To those who have not heard about this reality show, Lusaka Hustle is more or less like a localized version of “Keeping Up with the Kardashians”, an American reality television series that also airs on DSTV’s E! Channel. The show focuses on the personal and professional lives of selected Zambian celebrities who showcase their daily “hustles” through various activities.

Some conservative Zambians have risen to complain about the airing of this television show, and the Independent Broadcasting Authority has moved with lightning speed to take action, “in public interest”. The reality of the matter is that this action from the IBA has emanated from a photograph that was shared on social media, depicting a male participant on the show exposing his thigh. The gentleman in question is a man called Mukuni Godfrey Mulundika, whom a wide section of society perceives as gay because of the manner in which he carries himself.

In the past, this gentleman, who is popularly known as Kuni, has been confronted on this issue and he denied being gay or promoting homosexuality. He has never been arrested or prosecuted for related offences, and therefore, he is only guilty of being gay by the fact that he dresses like a girl, talks like a ‘she’ and walks like one. Now, it cannot be disputed that although gay people exist in Zambia and their numbers seem to be on the rise, our Zambian society has not yet embraced this minority group of people – not to mention the laws. What gay people are facing is not stigma, but rejection.

On that basis, we have no problem with the banning of this television series, if indeed Zambians find it appalling by the mere fact that Kuni features in it. The only observation we can make is that those who called for the banning of this show are burying their heads in the sand. They want the evolution of culture to seem like it is flourishing on the surface, while the underground is rotting. Instead of facing the problem and addressing it, they don’t want their eyes to see the reality of what is going on around them.

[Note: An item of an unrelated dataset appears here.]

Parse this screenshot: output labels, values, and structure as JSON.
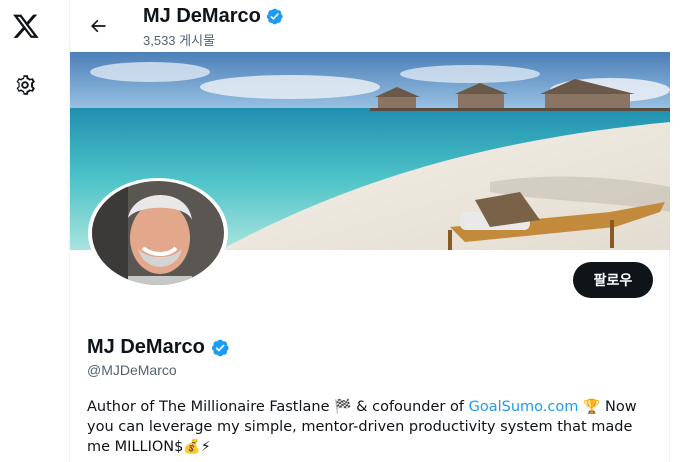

Anyway, our opinion today is not debating whether or not gay people should be embraced. Our concern, rather, is the hypocrisy that is embedded in this decision by the Independent Broadcasting Authority. While MultiChoice airs other local programs on the same Zambezi Magic channel that showcase infidelity, incest and gender based violence, the Independent Broadcasting Authority has picked on this particular one where there is a suspected gay man. Can madam Josephine Mapoma claim that this is the only show that is corrupting the morals of viewers? Why hasn’t the IBA banned the other TV shows that are televising scenes of incest and infidelity? It appears as though the IBA is saying infidelity and incest are part of the Zambian culture, while homosexuality doesn’t exist in our society.

We will not be far from the truth if we brand this country as the most hypocritical nation in the world. Some of the decisions that come from our leaders don’t make sense even to a toddler; it’s insane and sickening.

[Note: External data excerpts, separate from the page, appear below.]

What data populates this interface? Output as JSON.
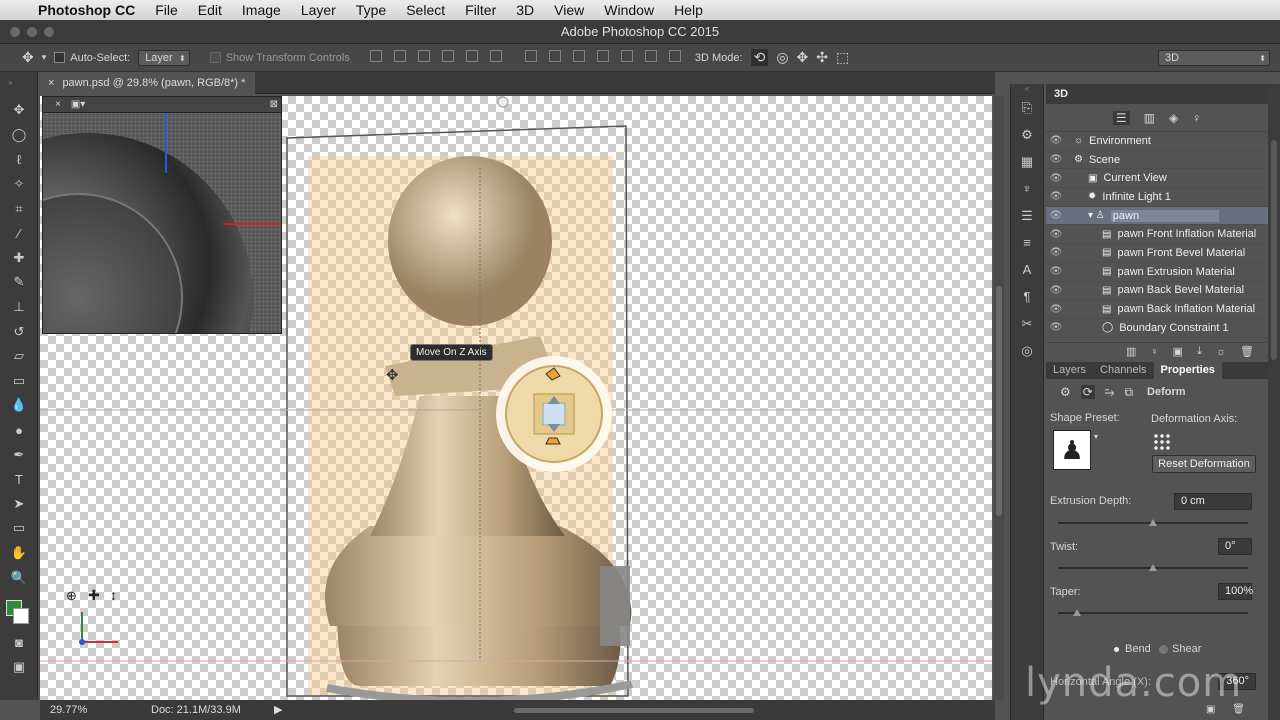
{
  "menubar": {
    "apple": "",
    "app": "Photoshop CC",
    "items": [
      "File",
      "Edit",
      "Image",
      "Layer",
      "Type",
      "Select",
      "Filter",
      "3D",
      "View",
      "Window",
      "Help"
    ]
  },
  "window": {
    "title": "Adobe Photoshop CC 2015"
  },
  "options": {
    "auto_select_label": "Auto-Select:",
    "auto_select_value": "Layer",
    "show_transform": "Show Transform Controls",
    "mode_label": "3D Mode:",
    "workspace": "3D"
  },
  "document": {
    "tab": "pawn.psd @ 29.8% (pawn, RGB/8*) *",
    "zoom": "29.77%",
    "doc_info": "Doc: 21.1M/33.9M"
  },
  "canvas": {
    "tooltip": "Move On Z Axis"
  },
  "panel3d": {
    "title": "3D",
    "items": [
      {
        "label": "Environment",
        "indent": 0
      },
      {
        "label": "Scene",
        "indent": 0
      },
      {
        "label": "Current View",
        "indent": 1
      },
      {
        "label": "Infinite Light 1",
        "indent": 1
      },
      {
        "label": "pawn",
        "indent": 1,
        "selected": true
      },
      {
        "label": "pawn Front Inflation Material",
        "indent": 2
      },
      {
        "label": "pawn Front Bevel Material",
        "indent": 2
      },
      {
        "label": "pawn Extrusion Material",
        "indent": 2
      },
      {
        "label": "pawn Back Bevel Material",
        "indent": 2
      },
      {
        "label": "pawn Back Inflation Material",
        "indent": 2
      },
      {
        "label": "Boundary Constraint 1",
        "indent": 2
      }
    ]
  },
  "props": {
    "tabs": [
      "Layers",
      "Channels",
      "Properties"
    ],
    "mode": "Deform",
    "shape_preset_label": "Shape Preset:",
    "def_axis_label": "Deformation Axis:",
    "reset_label": "Reset Deformation",
    "extrusion_label": "Extrusion Depth:",
    "extrusion_value": "0 cm",
    "extrusion_pos": 0.5,
    "twist_label": "Twist:",
    "twist_value": "0°",
    "twist_pos": 0.5,
    "taper_label": "Taper:",
    "taper_value": "100%",
    "taper_pos": 0.1,
    "bend_label": "Bend",
    "shear_label": "Shear",
    "angle_label": "Horizontal Angle (X):",
    "angle_value": "360°"
  },
  "watermark": "lynda.com",
  "colors": {
    "fg": "#2f8b3a",
    "bg": "#ffffff",
    "selection": "#6a6f80"
  }
}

Like UNZA lecturer Brenda Bukowa has rightly observed, the most prudent thing that the Independent Broadcasting Authority could have done was to summon the producers of the series to understand the nature of television show they are selling. It is not like the Lusaka Hustle airs everyday, such that by the time they would be holding that meeting another ‘gay episode’ would have been televised. IBA had all the time to conduct an investigation before the airing of the next episode, so that they have an independent view of the public compliant. But in their own wisdom, or lack of it, they have rushed to flex their muscles and ban the show.

On the other hand, it’s over three weeks since the Minister of Traditional Affairs posted a pornographic video from his phone. People complained and demanded for justice, but we have not heard anyone from the government condemning the minister or police taking action. Rev Sumaili even has the audacity of saying she is working in the background to help her fellow minister come out of the porno scandal. Surely, there is something awfully wrong with our society.